- Internet filtering software pros and cons install#
- Internet filtering software pros and cons professional#
Internet filtering software pros and cons professional#
“If you were to take one word that has driven the use of technology in education over the last two decades, safety,” said Keith Krueger, the CEO of the Consortium for School Networking, a professional group for school-district technology directors. The fundamental question has been how schools are interpreting the law-and whether districts are acting in the best interests of children or simply functioning as online overlords. The Children’s Internet Protection Act (CIPA) specifically requires schools and libraries to block or filter Internet access to pictures and material that are “obscene, child pornography, or harmful to minors” on computers that are used by students under 17 years of age.
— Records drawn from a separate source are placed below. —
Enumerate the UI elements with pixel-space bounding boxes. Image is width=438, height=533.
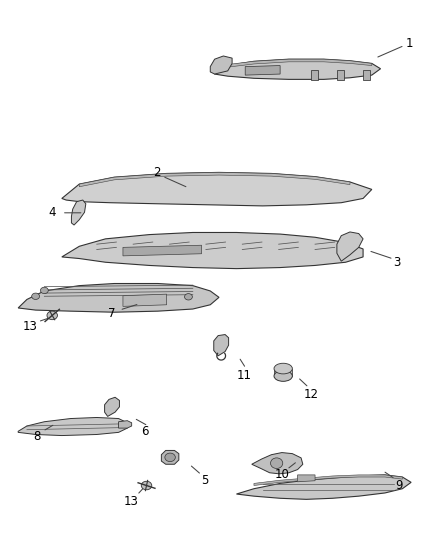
Ellipse shape	[40, 287, 48, 294]
Text: 3: 3	[393, 256, 401, 269]
Ellipse shape	[47, 311, 57, 320]
Text: 12: 12	[304, 387, 319, 401]
Polygon shape	[161, 450, 179, 464]
Polygon shape	[215, 59, 381, 79]
Polygon shape	[210, 56, 232, 74]
Polygon shape	[311, 70, 318, 80]
Polygon shape	[62, 232, 363, 269]
Text: 7: 7	[108, 307, 116, 320]
Text: 13: 13	[124, 495, 138, 508]
Text: 5: 5	[201, 474, 209, 487]
Text: 8: 8	[33, 430, 40, 443]
Text: 6: 6	[141, 425, 148, 438]
Text: 4: 4	[49, 206, 56, 219]
Ellipse shape	[165, 453, 175, 462]
Ellipse shape	[141, 481, 152, 490]
Polygon shape	[18, 417, 127, 435]
Polygon shape	[105, 397, 120, 416]
Polygon shape	[363, 70, 370, 80]
Text: 2: 2	[153, 166, 161, 180]
Polygon shape	[62, 172, 372, 206]
Polygon shape	[297, 475, 315, 482]
Text: 9: 9	[395, 479, 403, 492]
Ellipse shape	[274, 364, 292, 374]
Polygon shape	[337, 232, 363, 261]
Polygon shape	[274, 368, 292, 376]
Ellipse shape	[271, 458, 283, 469]
Polygon shape	[219, 59, 372, 68]
Ellipse shape	[32, 293, 39, 300]
Text: 10: 10	[275, 469, 290, 481]
Polygon shape	[123, 294, 166, 306]
Text: 1: 1	[405, 37, 413, 50]
Polygon shape	[252, 453, 303, 474]
Ellipse shape	[184, 294, 192, 300]
Polygon shape	[18, 284, 219, 312]
Polygon shape	[245, 66, 280, 75]
Polygon shape	[71, 200, 86, 225]
Polygon shape	[123, 245, 201, 256]
Polygon shape	[254, 475, 403, 486]
Polygon shape	[337, 70, 344, 80]
Ellipse shape	[274, 370, 292, 381]
Text: 11: 11	[237, 369, 252, 382]
Polygon shape	[237, 475, 411, 499]
Polygon shape	[214, 335, 229, 356]
Text: 13: 13	[23, 320, 38, 333]
Polygon shape	[119, 421, 132, 428]
Polygon shape	[79, 172, 350, 187]
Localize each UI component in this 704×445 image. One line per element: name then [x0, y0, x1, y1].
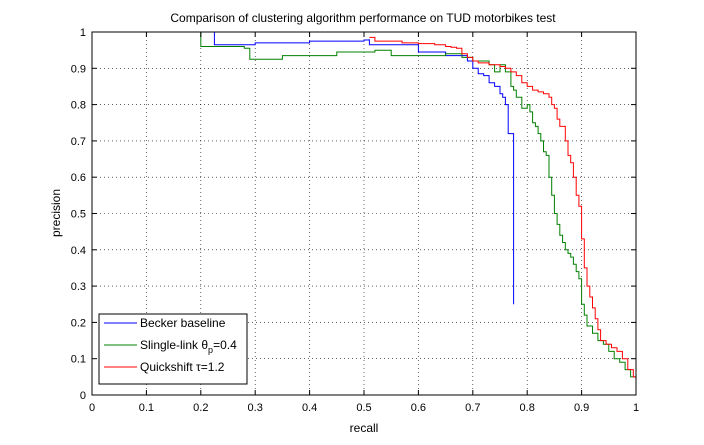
x-tick-label: 0.5: [356, 402, 371, 414]
series-line-becker-baseline: [213, 32, 515, 305]
y-axis-label: precision: [49, 189, 63, 237]
x-tick-label: 0.4: [302, 402, 317, 414]
x-axis-label: recall: [350, 421, 379, 435]
y-tick-label: 0.2: [71, 317, 86, 329]
legend-label-main: Quickshift τ=1.2: [140, 360, 225, 374]
y-tick-label: 1: [80, 27, 86, 39]
x-tick-label: 0.7: [465, 402, 480, 414]
y-tick-label: 0.1: [71, 354, 86, 366]
y-tick-label: 0.5: [71, 209, 86, 221]
x-tick-label: 0.9: [574, 402, 589, 414]
y-tick-label: 0.9: [71, 63, 86, 75]
y-tick-label: 0.8: [71, 100, 86, 112]
series-line-quickshift-1-2: [369, 36, 637, 385]
x-tick-label: 1: [633, 402, 639, 414]
series-layer: [200, 32, 637, 385]
x-tick-label: 0.6: [411, 402, 426, 414]
legend-label-tail: =0.4: [213, 338, 237, 352]
x-tick-label: 0: [89, 402, 95, 414]
legend-entries: Becker baseline Slingle-link θp=0.4 Quicks…: [104, 316, 237, 374]
y-tick-label: 0.4: [71, 245, 86, 257]
x-tick-label: 0.1: [139, 402, 154, 414]
x-tick-label: 0.3: [248, 402, 263, 414]
legend-label-main: Slingle-link θ: [140, 338, 208, 352]
y-tick-label: 0.7: [71, 136, 86, 148]
legend-label-main: Becker baseline: [140, 316, 226, 330]
legend-label: Slingle-link θp=0.4: [140, 338, 237, 355]
legend: Becker baseline Slingle-link θp=0.4 Quicks…: [98, 313, 248, 385]
axis-ticks: 0 0.1 0.2 0.3 0.4 0.5 0.6 0.7 0.8 0.9 1 0 0.1 0.2 0.3 0…: [71, 27, 639, 414]
legend-label-subscript: p: [208, 345, 213, 355]
y-tick-label: 0: [80, 390, 86, 402]
x-tick-label: 0.8: [520, 402, 535, 414]
legend-label: Quickshift τ=1.2: [140, 360, 225, 374]
chart-title: Comparison of clustering algorithm perfo…: [170, 11, 556, 25]
legend-label: Becker baseline: [140, 316, 226, 330]
series-line-slingle-link-p-0-4: [200, 32, 637, 381]
y-tick-label: 0.3: [71, 281, 86, 293]
y-tick-label: 0.6: [71, 172, 86, 184]
x-tick-label: 0.2: [193, 402, 208, 414]
legend-box: [98, 313, 248, 385]
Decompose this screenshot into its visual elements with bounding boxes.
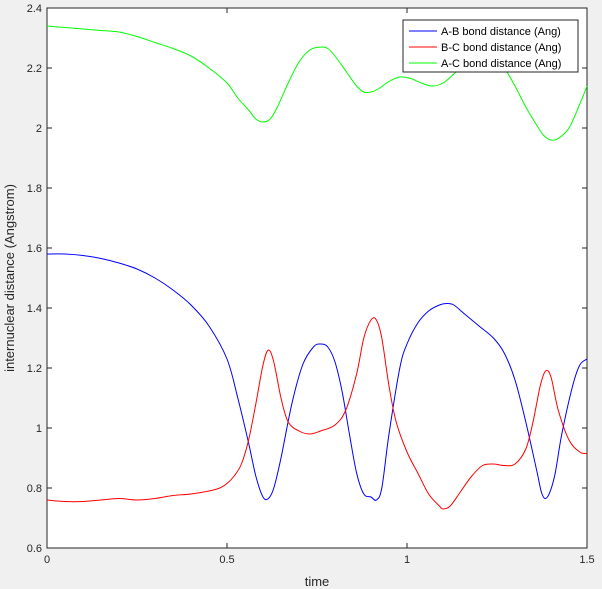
plot-area xyxy=(46,7,588,549)
legend: A-B bond distance (Ang) B-C bond distanc… xyxy=(402,19,579,73)
y-tick-label: 2.4 xyxy=(27,3,42,15)
legend-label-ab: A-B bond distance (Ang) xyxy=(441,26,561,38)
tick-layer: 0 0.5 1 1.5 0.6 0.8 1 1.2 1.4 1.6 1.8 2 2.2 2.4 xyxy=(27,3,595,566)
series-line-0 xyxy=(46,253,588,501)
x-axis-label: time xyxy=(305,574,330,589)
y-tick-label: 2.2 xyxy=(27,63,42,75)
series-line-2 xyxy=(46,25,588,141)
y-tick-label: 1.6 xyxy=(27,243,42,255)
x-tick-label: 0.5 xyxy=(219,554,234,566)
y-tick-label: 1.8 xyxy=(27,183,42,195)
series-line-1 xyxy=(46,317,588,510)
y-tick-label: 0.6 xyxy=(27,543,42,555)
legend-label-ac: A-C bond distance (Ang) xyxy=(441,58,561,70)
y-axis-label: internuclear distance (Angstrom) xyxy=(2,184,17,372)
x-tick-label: 1 xyxy=(404,554,410,566)
y-tick-label: 0.8 xyxy=(27,483,42,495)
x-tick-label: 1.5 xyxy=(579,554,594,566)
series-layer xyxy=(46,25,588,510)
legend-label-bc: B-C bond distance (Ang) xyxy=(441,42,561,54)
y-tick-label: 1.2 xyxy=(27,363,42,375)
x-tick-label: 0 xyxy=(44,554,50,566)
y-tick-label: 1.4 xyxy=(27,303,42,315)
y-tick-label: 2 xyxy=(36,123,42,135)
y-tick-label: 1 xyxy=(36,423,42,435)
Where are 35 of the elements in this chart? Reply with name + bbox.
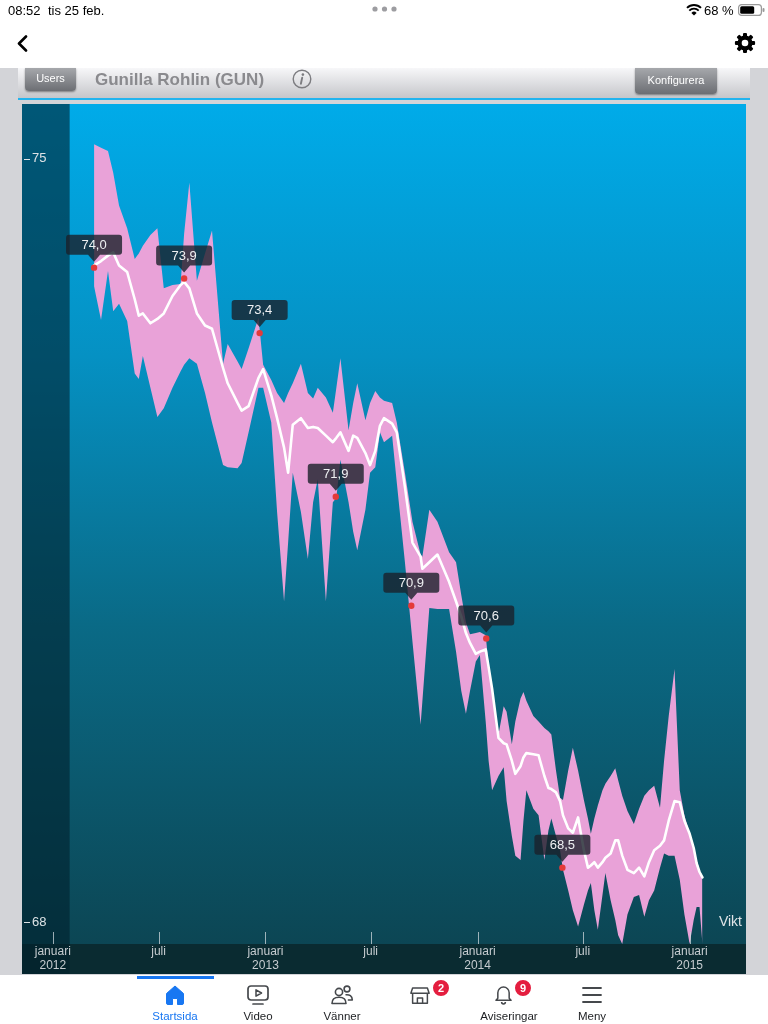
data-label: 71,9 — [323, 465, 349, 481]
x-tick-label: januari 2015 — [670, 944, 708, 973]
point — [559, 864, 566, 871]
x-tick-label: januari 2013 — [246, 944, 284, 973]
x-tick-label: juli — [150, 944, 166, 959]
text: 08:52 — [8, 3, 41, 18]
point — [332, 493, 339, 500]
point — [483, 635, 490, 642]
point — [408, 602, 415, 610]
text: 68 % — [704, 3, 734, 18]
button: Konfigurera — [635, 68, 717, 94]
y-axis-title: Vikt — [718, 912, 743, 929]
data-label: 70,6 — [473, 607, 499, 623]
x-tick-label: juli — [362, 944, 378, 959]
button: Users — [25, 68, 76, 91]
text: Startsida — [152, 1010, 198, 1022]
chart-title: Gunilla Rohlin (GUN) — [95, 69, 265, 91]
point — [256, 329, 263, 337]
y-tick-label: 75 — [32, 150, 47, 166]
text: Aviseringar — [480, 1010, 538, 1022]
x-tick-label: juli — [574, 944, 591, 959]
data-label: 73,4 — [247, 302, 273, 318]
point — [180, 275, 188, 282]
x-tick-label: januari 2012 — [33, 944, 71, 973]
text: Video — [243, 1010, 273, 1022]
data-label: 68,5 — [549, 836, 576, 852]
data-label: 70,9 — [398, 574, 424, 590]
y-tick-label: 68 — [32, 913, 47, 929]
x-tick-label: januari 2014 — [458, 944, 496, 973]
text: Vänner — [323, 1010, 361, 1022]
text: Meny — [577, 1010, 607, 1022]
data-label: 73,9 — [171, 247, 197, 263]
point — [90, 264, 98, 271]
data-label: 74,0 — [81, 236, 107, 252]
text: tis 25 feb. — [48, 3, 105, 18]
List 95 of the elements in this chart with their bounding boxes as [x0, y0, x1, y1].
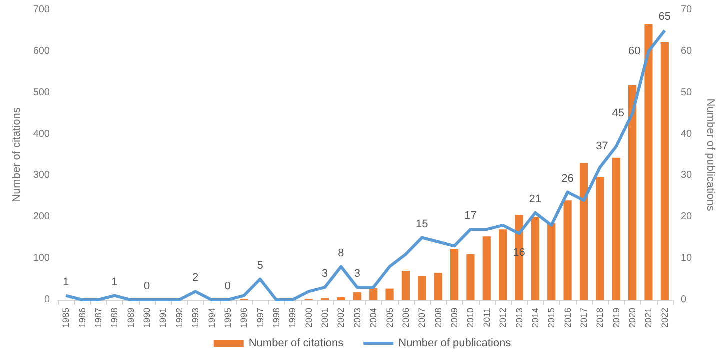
bar [370, 288, 378, 300]
x-tick-label: 1995 [222, 308, 233, 328]
bar [644, 24, 653, 300]
bar [564, 200, 572, 300]
bar [466, 254, 475, 300]
data-label: 1 [112, 276, 118, 288]
bar [353, 292, 362, 300]
x-tick-label: 1985 [61, 308, 72, 328]
data-label: 1 [63, 276, 70, 288]
bar [386, 288, 394, 300]
data-label: 0 [144, 280, 150, 292]
x-tick-label: 2010 [466, 308, 476, 328]
x-tick-label: 2001 [320, 308, 330, 328]
x-tick-label: 1989 [126, 308, 136, 328]
y-tick-label: 100 [33, 253, 50, 264]
data-label: 8 [338, 247, 344, 260]
data-label: 65 [658, 11, 672, 24]
y-tick-label: 300 [33, 170, 50, 182]
x-tick-label: 1997 [255, 308, 266, 328]
data-label: 17 [464, 210, 477, 222]
bar [660, 42, 669, 300]
x-tick-label: 2015 [546, 308, 557, 328]
x-tick-label: 2006 [400, 308, 411, 328]
y2-tick-label: 40 [681, 128, 693, 140]
x-tick-label: 2018 [595, 308, 606, 328]
bar [418, 276, 426, 300]
data-label: 60 [628, 45, 641, 58]
x-tick-label: 1987 [93, 308, 104, 328]
x-tick-label: 1999 [288, 308, 298, 328]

Internet filtering software pros and cons install#
“Ultimately they live in an unfiltered world.”Īt the core of the ongoing debate is a law passed by Congress in 2000 that mandates all public libraries and schools that receive federal funds for Internet access install blocking software. In turn, educators, academics, and advocacy groups have renewed calls to revisit school Internet policies, which, despite some progress, continue to deprive children from becoming knowledgeable digital consumers-with the hardest hit apparently being the most disadvantaged students. And a more nuanced digital divide seems to have surfaced, thanks to the pernicious practice by school districts of overzealous Internet censorship on in-school computer networks and on school-issued laptops and tablets that are carried home with students. Still, even as supporters work to promote equitable access through connectivity, deep-rooted disparities linger. In 2013, the Obama administration launched the ConnectED initiative with the goal to connect 99 percent of schools to broadband Internet in five years it also unveiled ConnectHome last year as a pilot project to bring high-speed broadband to over 275,000 low-income households in 27 communities, including Baltimore, Philadelphia, New Orleans, and Oklahoma’s Choctaw Tribal Nation.

And like his predecessor, the president is using his bully pulpit to push for change. In the intervening years, the spotlight has pivoted to the so-called “ connectivity gap”-which hurts schools without high-speed Internet connections-and the homework gap-which hurts students unable to access wireless and broadband connections from home. Some have coined the term “ digital redlining” to describe how advanced technology has been deliberately denied from certain areas based on geography as well as the race, ethnicity, and income of residents. In March 1996, President Clinton and Vice President Gore led 20,000 volunteers in a one-day effort to connect thousands of California public schools to the “ brave new world of mouse clicking and web surfing.” Yet that brave new world remains unconquered for many students and schools, especially in rural and high-poverty communities. Giving all children access to the Internet and computing became a rallying cry for educators and elected leaders in the 1990s.